Et la pénétrante humidité des avenues, leur frissonnement après l'ondée, le sol défoncé et mou, la chute lente, comme d'un oiseau blessé, des premières feuilles mortes, les feuilles de platane surtout, toutes minces et déjà jaunes, et dans l'air cette odeur fade de fruitier et de moisi!

C'est l'automne.

Et les lourds camions, les fardiers se traînent cahin-caha le long des berges; des brigades de terrassiers bouleversent la chaussée des boulevards, et les voitures de déménagement, lamentables sous leur bâche trempée d'eau et raidie—se suivent à la file à l'entour des gares, comme pour un enterrement.

C'est l'automne.

Dans les faubourgs populeux et mornes, les marchands de marrons ont rallumé leur poêle, tandis que, dans la banlieue, les petits jardinets de villa se pavoisent de fleurs funèbres, or rouillé des chrysanthèmes à côté des velours tuyautés des dahlias et du bleu de renoncement des asters et, là-bas, sous ce rayon de soleil, le gris bleuté des ardoises avivé par la pluie, comme il brille mélancoliquement!

Oui, la voilà bien la saison monotone où les nerfs des sensitifs et des malades se tendent douloureux et vont vibrer à vif dans la détresse des soirs de bourrasque et de pluie, comme les cordes roidies d'un pauvre vieux violon.

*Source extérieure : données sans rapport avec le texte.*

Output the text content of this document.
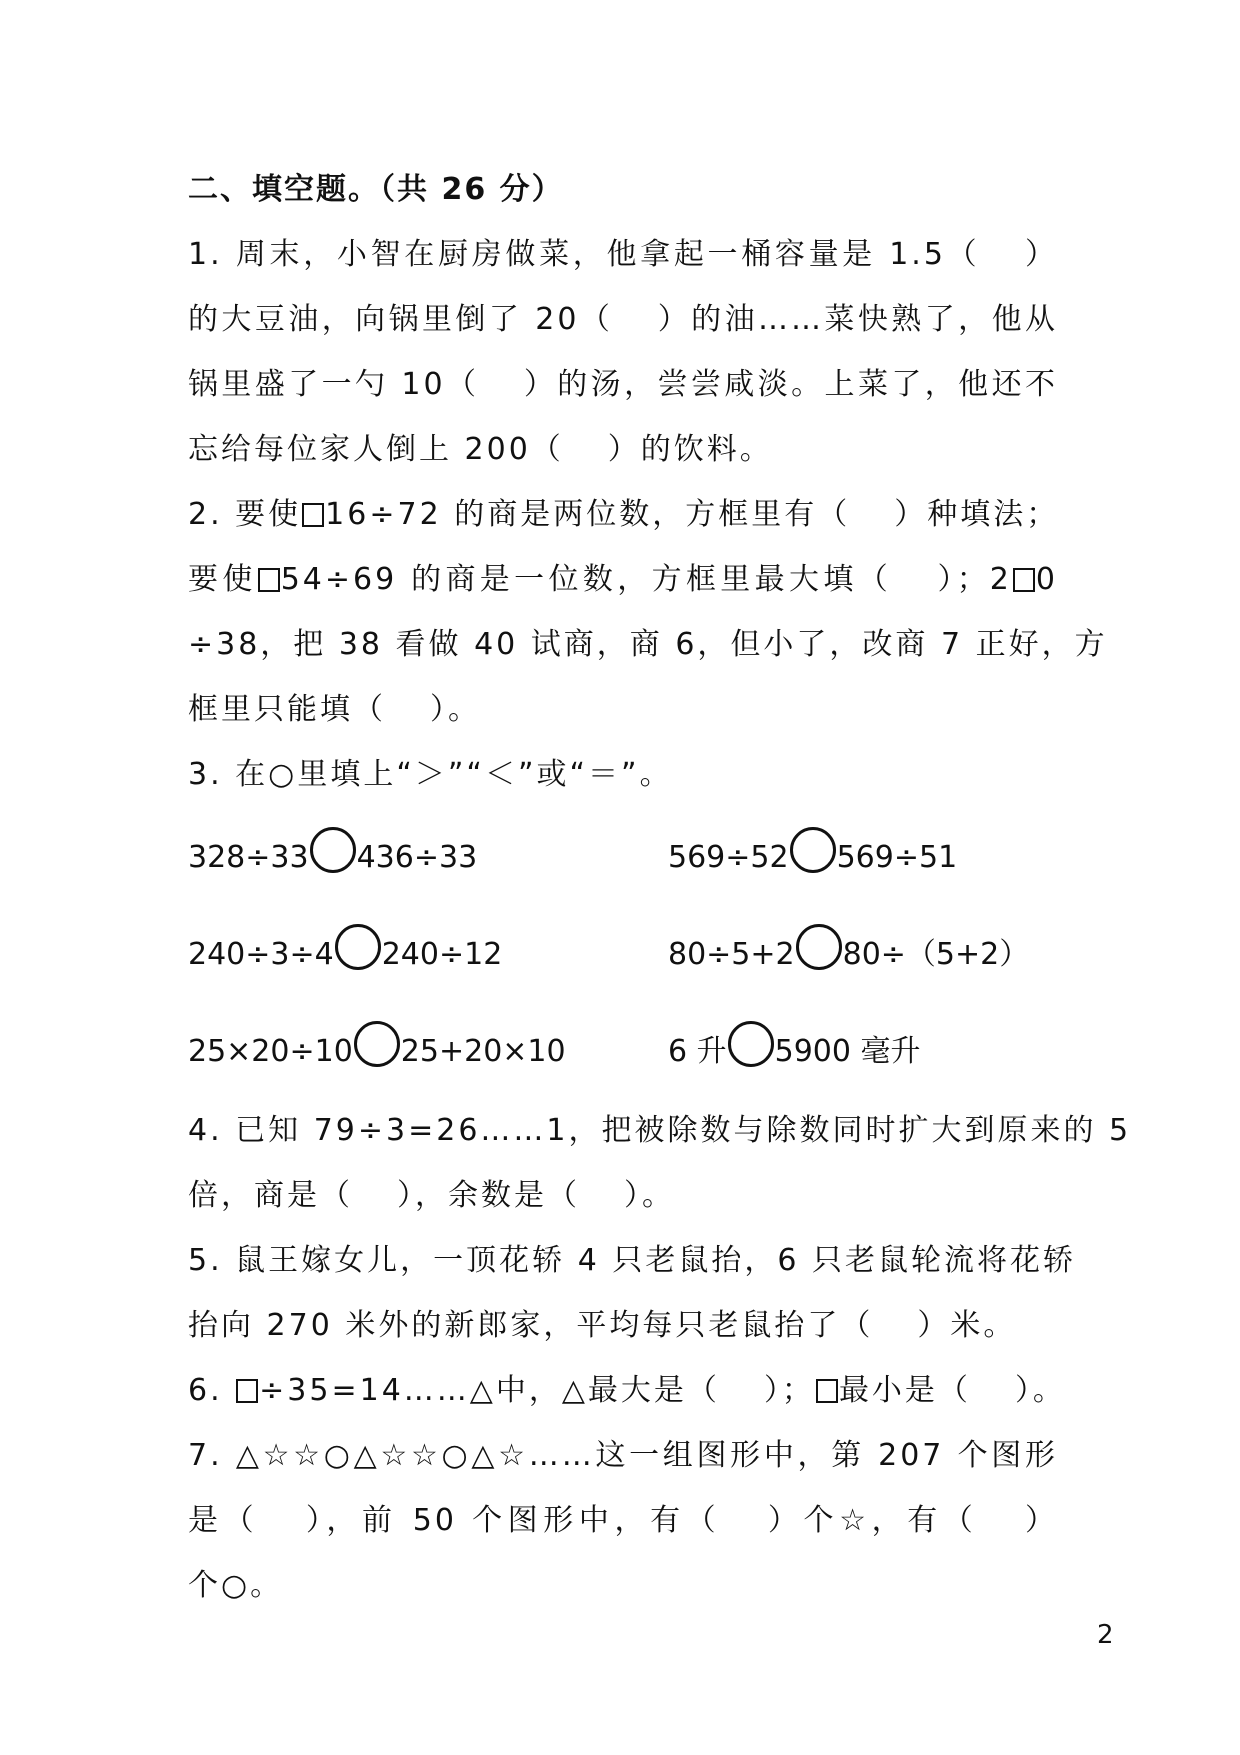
二、填空题。（共 26 分）
1. 周末，小智在厨房做菜，他拿起一桶容量是 1.5（ ）
的大豆油，向锅里倒了 20（ ）的油……菜快熟了，他从
锅里盛了一勺 10（ ）的汤，尝尝咸淡。上菜了，他还不
忘给每位家人倒上 200（ ）的饮料。
2. 要使 16÷72 的商是两位数，方框里有（ ）种填法；
要使 54÷69 的商是一位数，方框里最大填（ ）；2 0
÷38，把 38 看做 40 试商，商 6，但小了，改商 7 正好，方
框里只能填（ ）。
3. 在○里填上“＞”“＜”或“＝”。
328÷33 436÷33	569÷52 569÷51
240÷3÷4 240÷12	80÷5+2 80÷（5+2）
25×20÷10 25+20×10	6 升 5900 毫升
4. 已知 79÷3=26……1，把被除数与除数同时扩大到原来的 5
倍，商是（ ），余数是（ ）。
5. 鼠王嫁女儿，一顶花轿 4 只老鼠抬，6 只老鼠轮流将花轿
抬向 270 米外的新郎家，平均每只老鼠抬了（ ）米。
6. ÷35=14……△中，△最大是（ ）； 最小是（ ）。
7. △☆☆○△☆☆○△☆……这一组图形中，第 207 个图形
是（ ），前 50 个图形中，有（ ）个☆，有（ ）
个○。
2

Chez toutes et chez tous, le spleen se réveille, le spleen né de l'ennui de vivre, et de la peur d'aimer, et du désir coupable d'aimer, quoi qu'il arrive, et de souffrir encore, et de la rage sourde de savoir tout effort inutile et toute tentative vaine devant l'instinct vainqueur et la fuite irréparable du temps; et avec l'ennui, incrusté comme un crabe en la pauvre cervelle, l'essaim des fantaisies s'essore et bat de l'aile, les honteuses comme les enfantines, les monstrueuses comme les cruelles; en cette louche saison, tous et toutes ont quelque chose de pourri dans le cœur, et voilà pourquoi les cafés et les bouges, les rues suspectes et les équivoques banlieues, comme les tripots et les maisons de filles, s'emplissent et regorgent de clients amateurs et d'indolents rôdeurs en cette morne saison.

Pourquoi on en rencontre tant, à la tombée du jour, qui déambulent le long des quais avec des yeux brillants et vides, des gestes las et d'ambigus sourires, disant le stupre, le lucre et toutes les trahisons. Oh! les rencontres sont mauvaises, les soirs d'octobre, à l'angle de nos ponts! Oh! la main crispée, frémissante, déjà griffe de l'homme que l'ennui pousse au meurtre en exacerbant l'instinct! Oh! les prunelles hagardes, de prière et d'effroi, de la pauvre créature, parfois une honnête femme et même une mondaine, que le spleen implacable entraîne à la luxure, à l'aventure, à quelque chose encore de pire dans l'inconnu et l'imprévu, et cela sans que la misérable proie s'en doute, devenue inconsciente, devenue une autre, une étrangère, dont le péché la fera mourir de honte et d'angoisse demain.

Sans compter tous ceux que la cour d'assises et que l'hôpital guettent, ô pauvres âmes d'automne, victimes d'inéluctables et d'iniques destins!